The only illustrative example it provides of a repayment scenario under these new arrangements is that of a graduate earning £25k. He/she will pay 9 per cent of £4k (his/ her earnings above the threshold). The website reckons that, at £6.92 a week, this is the bargain of a lifetime. But the website refrains from telling the prospective graduate that in 2016 that salary will be worth nothing like its value today. Nor does it point out that there is a trade-off between paying less per month and the fact that the graduate will be paying for longer (up from 25 to 30 years). Nor does it take into account the question of how much of the weekly payment will go towards paying off the interest. What if the graduate has attended a university charging the maximum of £9k per annum? Assume that the RPI is at 4 per cent (it’s currently 4.7) plus, say, an additional 1 per cent (the website doesn’t tell us where a £25k earner would be on the sliding scale). That’s £360 a year being paid back on a debt that is accumulating at a rate of £1350 a year. In short, the way the workings of the scheme are illustrated on the government website is tendentious verging on mendacious: you double or triple your debt but pay unimaginably less than under the current arrangement.
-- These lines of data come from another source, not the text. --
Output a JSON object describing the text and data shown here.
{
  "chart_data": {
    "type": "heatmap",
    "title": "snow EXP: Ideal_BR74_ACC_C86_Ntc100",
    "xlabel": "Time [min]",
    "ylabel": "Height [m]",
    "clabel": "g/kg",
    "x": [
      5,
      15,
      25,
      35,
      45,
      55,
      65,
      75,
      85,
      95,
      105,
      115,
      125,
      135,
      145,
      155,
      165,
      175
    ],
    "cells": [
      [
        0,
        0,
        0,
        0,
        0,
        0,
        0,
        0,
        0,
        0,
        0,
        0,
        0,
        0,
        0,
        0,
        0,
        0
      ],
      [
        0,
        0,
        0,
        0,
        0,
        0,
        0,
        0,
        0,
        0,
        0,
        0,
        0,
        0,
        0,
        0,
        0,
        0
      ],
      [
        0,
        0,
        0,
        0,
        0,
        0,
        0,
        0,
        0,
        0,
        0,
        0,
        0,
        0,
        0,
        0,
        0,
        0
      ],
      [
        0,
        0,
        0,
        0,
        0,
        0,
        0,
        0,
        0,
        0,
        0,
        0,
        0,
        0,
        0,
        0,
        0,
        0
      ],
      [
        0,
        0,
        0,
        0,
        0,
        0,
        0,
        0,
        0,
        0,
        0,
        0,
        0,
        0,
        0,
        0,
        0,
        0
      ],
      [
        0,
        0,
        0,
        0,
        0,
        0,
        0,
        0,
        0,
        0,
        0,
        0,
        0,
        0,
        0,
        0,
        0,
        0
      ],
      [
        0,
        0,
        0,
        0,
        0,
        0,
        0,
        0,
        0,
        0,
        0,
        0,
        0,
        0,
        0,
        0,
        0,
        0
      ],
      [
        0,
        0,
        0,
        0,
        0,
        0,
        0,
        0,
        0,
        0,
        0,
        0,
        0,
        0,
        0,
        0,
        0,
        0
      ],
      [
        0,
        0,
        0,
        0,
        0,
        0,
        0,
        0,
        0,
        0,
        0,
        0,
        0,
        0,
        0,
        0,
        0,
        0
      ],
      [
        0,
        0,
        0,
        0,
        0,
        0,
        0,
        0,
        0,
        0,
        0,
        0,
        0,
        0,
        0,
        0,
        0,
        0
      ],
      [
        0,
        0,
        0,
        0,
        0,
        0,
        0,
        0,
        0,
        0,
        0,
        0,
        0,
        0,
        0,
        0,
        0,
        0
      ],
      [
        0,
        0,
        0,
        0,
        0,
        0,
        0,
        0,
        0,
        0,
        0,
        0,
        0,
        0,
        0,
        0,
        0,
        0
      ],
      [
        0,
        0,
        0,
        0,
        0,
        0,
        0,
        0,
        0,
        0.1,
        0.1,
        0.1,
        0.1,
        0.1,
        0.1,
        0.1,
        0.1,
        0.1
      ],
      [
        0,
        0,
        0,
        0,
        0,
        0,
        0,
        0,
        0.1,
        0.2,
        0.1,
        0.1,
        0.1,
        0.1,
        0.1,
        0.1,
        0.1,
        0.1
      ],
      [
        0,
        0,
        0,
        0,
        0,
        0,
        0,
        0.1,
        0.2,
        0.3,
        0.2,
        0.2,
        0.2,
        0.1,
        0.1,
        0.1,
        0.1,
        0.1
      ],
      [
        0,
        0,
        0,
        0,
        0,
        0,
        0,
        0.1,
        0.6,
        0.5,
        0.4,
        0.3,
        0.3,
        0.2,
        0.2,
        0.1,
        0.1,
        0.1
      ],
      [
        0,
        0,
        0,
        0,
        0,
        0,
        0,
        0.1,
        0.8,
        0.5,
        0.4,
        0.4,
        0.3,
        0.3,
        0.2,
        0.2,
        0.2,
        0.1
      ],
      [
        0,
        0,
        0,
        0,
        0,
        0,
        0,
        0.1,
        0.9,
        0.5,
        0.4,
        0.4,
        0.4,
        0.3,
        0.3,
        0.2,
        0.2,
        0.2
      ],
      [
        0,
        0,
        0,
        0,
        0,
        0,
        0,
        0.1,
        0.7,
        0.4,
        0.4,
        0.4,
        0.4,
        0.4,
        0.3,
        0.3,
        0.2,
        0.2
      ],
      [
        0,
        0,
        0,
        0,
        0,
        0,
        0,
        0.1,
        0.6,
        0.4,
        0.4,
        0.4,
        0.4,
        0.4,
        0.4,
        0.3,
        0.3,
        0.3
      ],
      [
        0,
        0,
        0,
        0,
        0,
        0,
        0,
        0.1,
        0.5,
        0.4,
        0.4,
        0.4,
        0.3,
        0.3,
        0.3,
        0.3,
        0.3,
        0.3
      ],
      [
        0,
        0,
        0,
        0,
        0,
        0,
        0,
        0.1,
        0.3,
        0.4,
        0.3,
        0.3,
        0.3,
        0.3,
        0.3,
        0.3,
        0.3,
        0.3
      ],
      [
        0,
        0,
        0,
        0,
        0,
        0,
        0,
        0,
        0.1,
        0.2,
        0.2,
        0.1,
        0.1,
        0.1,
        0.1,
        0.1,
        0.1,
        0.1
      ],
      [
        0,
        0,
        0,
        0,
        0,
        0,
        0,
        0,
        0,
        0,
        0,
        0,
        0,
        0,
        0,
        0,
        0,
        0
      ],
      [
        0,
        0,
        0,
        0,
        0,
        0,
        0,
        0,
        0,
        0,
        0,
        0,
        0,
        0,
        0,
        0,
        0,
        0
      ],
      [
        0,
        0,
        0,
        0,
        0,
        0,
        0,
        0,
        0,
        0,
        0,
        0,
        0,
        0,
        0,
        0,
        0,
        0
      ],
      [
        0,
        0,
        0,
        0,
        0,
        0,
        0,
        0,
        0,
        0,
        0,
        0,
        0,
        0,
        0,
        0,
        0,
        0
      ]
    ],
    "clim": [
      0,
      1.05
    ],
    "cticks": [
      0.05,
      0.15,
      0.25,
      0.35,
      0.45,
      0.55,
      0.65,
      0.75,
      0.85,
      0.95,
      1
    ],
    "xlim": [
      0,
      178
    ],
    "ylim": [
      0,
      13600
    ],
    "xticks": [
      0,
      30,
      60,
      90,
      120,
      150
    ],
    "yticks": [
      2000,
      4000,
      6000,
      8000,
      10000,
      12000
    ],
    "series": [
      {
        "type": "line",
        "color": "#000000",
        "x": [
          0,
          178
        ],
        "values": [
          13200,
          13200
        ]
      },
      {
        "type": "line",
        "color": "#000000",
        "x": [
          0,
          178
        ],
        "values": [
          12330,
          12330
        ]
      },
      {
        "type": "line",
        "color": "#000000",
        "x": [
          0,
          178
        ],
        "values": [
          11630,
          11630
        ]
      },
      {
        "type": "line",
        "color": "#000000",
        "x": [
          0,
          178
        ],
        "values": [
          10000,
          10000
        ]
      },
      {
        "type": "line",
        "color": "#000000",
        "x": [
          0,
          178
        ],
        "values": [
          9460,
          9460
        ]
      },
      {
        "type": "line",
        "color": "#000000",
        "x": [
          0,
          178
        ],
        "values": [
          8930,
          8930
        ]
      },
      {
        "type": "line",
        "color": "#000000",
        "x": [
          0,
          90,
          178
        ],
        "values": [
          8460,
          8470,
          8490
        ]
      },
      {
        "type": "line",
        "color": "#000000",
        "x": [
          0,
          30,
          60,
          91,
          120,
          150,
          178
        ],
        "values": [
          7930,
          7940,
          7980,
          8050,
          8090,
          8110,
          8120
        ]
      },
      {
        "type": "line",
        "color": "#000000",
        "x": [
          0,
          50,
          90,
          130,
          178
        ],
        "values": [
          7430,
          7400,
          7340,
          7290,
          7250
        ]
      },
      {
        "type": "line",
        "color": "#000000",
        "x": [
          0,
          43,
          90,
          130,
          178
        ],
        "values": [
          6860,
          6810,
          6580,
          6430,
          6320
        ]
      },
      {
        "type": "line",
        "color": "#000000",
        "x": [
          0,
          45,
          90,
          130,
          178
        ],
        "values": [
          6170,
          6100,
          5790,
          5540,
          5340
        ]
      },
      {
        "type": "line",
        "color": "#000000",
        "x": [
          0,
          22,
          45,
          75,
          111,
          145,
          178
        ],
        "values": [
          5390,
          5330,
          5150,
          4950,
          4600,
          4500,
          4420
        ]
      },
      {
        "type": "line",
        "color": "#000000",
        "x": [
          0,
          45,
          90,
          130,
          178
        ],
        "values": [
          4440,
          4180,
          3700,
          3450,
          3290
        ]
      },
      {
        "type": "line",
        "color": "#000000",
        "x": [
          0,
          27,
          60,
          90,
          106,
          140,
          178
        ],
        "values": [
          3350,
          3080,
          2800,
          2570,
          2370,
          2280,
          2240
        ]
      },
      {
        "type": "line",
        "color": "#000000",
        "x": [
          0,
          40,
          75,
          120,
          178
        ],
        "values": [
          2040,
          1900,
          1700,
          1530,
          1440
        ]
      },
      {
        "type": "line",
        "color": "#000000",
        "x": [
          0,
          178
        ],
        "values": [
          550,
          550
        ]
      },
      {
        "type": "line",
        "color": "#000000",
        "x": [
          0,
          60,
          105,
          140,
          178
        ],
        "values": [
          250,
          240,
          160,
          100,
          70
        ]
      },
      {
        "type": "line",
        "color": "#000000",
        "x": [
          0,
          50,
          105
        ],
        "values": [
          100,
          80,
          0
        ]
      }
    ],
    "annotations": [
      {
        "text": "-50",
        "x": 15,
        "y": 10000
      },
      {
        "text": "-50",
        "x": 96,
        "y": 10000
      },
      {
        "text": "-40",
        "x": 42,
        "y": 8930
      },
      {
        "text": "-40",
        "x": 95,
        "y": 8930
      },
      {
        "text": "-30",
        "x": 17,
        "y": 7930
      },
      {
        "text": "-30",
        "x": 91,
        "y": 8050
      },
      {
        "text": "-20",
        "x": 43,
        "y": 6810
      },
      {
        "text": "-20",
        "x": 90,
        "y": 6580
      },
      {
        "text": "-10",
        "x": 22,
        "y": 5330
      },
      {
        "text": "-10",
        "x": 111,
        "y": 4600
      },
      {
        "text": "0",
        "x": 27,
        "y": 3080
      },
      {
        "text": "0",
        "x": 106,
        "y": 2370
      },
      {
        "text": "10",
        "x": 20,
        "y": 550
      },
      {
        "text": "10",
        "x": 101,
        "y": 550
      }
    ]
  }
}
So by paying off the debt more quickly, the higher earner pays less interest – the low or static earner will always pay more. Cable and David Willetts have made noises about preventing higher earners benefiting in this way, but there is no clarity, and certainly no decision, on what measures might be taken, and it’s pretty clear that any number (whether a minimum number of years during which the graduate has to pay, however large his income, or a levy on ‘early’ repayments) will be perceived as arbitrary and difficult to impose.

In the interests of ‘fairness’ the proposal is to (partly) exempt students from the poorest families. This appears to involve giving help to students who had qualified for free school meals (broadly, one year’s free tuition will be funded from the National Scholarship Fund and, if the student is at a university charging more than £6k, an additional free year will be funded by the university out of its increased fees). It’s suggested there might be between 18,000 and 20,000 such beneficiaries, almost certainly an inflated number (among last year’s graduates there were 11,000 who had had free school meals, and Coalition cuts to the budget for these will push the future number even lower). Moreover, the think tank million+ has pointed out that the Scholarship Fund has not been allocated enough money to fund the commitment (depending on the level of fees, it could cover between 5500 and 8300 students). Whatever the number, it would represent only a fraction of the total student population: there are now more than two million university students, a number that is widely expected to increase. Is this to be the great contribution to re-energising ‘social mobility’? It is, if implemented in full (extremely doubtful), a marginal adjustment, crumbs from the table. There has been a lot of bluster about the strict access conditions to be imposed on the universities charging the higher fees, so as to counteract the perverse incentive built into the proposed scheme which the IFS has pointed out: it will be in the interest of the more expensive universities to minimise the intake of the ‘disadvantaged’, and so reduce the bill for their tuition fees. But short of actual quotas, it’s hard to see how the government can enforce these ‘conditions’.